Abstract

We have initiated a study of the CNS of mutant Drosophila melanogaster larvae carrying a genetic deletion of the gene Ddc that encodes the enzyme dopa decarboxylase (DDC). The two major objectives of this study were (1) to ascertain that the DDC encoded by the gene Ddc was the only decarboxylase utilized in serotonin (5HT)-containing neurons and (2) to determine the effect of DDC deficiency on the development of 5HT-immunoreactive neurons. CNSs of wild-type larvae and of larvae genetically deficient for the gene Ddc were processed for serotonin immunocytochemistry using a monoclonal antibody against 5HT. The pattern of 5HT immunoreactivity in the wild-type and the Ddc-deficient CNS is compared. In contrast to the wild-type, 5HT immunoreactivity is absent in the Ddc-deficient CNSs. The lack of immunocytochemically detectable 5HT in the mutant CNSs is consistent with the idea that the DDC encoded by the gene Ddc is utilized in 5HT-containing neurons.

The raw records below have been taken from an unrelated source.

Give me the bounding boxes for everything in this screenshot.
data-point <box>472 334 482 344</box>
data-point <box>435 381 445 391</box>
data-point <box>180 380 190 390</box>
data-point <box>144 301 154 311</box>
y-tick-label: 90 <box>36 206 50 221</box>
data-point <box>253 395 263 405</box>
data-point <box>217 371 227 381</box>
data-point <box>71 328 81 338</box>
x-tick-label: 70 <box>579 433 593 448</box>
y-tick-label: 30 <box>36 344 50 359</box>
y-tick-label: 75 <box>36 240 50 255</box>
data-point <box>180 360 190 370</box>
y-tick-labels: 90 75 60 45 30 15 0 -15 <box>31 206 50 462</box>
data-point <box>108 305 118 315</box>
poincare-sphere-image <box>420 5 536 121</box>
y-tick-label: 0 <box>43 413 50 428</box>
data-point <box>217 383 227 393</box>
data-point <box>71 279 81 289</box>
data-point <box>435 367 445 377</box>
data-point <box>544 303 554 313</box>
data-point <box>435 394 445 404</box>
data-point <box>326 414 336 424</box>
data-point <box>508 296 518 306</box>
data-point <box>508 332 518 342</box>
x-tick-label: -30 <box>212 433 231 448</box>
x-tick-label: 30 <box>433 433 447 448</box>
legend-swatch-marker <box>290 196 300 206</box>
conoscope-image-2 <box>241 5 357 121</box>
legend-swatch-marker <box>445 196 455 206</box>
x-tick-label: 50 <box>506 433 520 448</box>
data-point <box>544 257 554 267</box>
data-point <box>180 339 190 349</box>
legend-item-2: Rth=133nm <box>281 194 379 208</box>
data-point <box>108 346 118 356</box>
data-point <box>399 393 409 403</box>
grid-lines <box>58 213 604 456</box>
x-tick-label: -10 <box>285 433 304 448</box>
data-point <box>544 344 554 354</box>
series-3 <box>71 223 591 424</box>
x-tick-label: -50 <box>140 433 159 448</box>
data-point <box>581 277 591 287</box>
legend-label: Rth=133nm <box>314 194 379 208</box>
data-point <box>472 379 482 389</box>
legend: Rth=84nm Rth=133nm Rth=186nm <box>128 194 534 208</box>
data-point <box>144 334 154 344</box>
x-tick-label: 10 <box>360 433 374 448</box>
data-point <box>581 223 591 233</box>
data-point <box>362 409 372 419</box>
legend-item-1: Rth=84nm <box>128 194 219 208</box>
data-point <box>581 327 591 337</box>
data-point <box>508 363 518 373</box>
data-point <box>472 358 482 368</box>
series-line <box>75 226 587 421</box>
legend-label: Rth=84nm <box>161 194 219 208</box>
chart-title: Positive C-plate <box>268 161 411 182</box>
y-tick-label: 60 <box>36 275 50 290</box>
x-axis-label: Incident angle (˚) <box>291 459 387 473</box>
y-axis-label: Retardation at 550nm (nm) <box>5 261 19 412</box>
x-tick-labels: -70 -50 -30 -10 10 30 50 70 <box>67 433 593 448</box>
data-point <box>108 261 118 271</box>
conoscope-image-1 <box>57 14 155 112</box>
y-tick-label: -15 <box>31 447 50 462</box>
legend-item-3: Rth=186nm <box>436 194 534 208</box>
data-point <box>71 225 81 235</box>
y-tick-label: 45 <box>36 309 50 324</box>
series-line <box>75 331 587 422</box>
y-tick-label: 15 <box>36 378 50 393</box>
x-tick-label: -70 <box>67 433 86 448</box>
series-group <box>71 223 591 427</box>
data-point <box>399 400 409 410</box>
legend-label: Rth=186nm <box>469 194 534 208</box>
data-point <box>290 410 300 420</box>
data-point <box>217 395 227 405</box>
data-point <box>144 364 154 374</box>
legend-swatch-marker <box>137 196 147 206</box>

To study the development of neurons committed to the 5HT differentiation pathway in the absence of 5HT, we used a second biochemical property characteristic of 5HT-containing neurons, the ability to take up 5HT. CNSs from mutant animals were incubated in exogenous 5HT and the accumulated 5HT detected immunocytochemically. Neurons capable of selective 5HT uptake were present in the mutant CNSs in the same pattern as the 5HT-immunoreactive neurons in the wild-type CNS. This result suggests that the presumed inability to synthesize 5HT does not preclude differentiation of other normal biochemical properties of 5HT-containing neurons.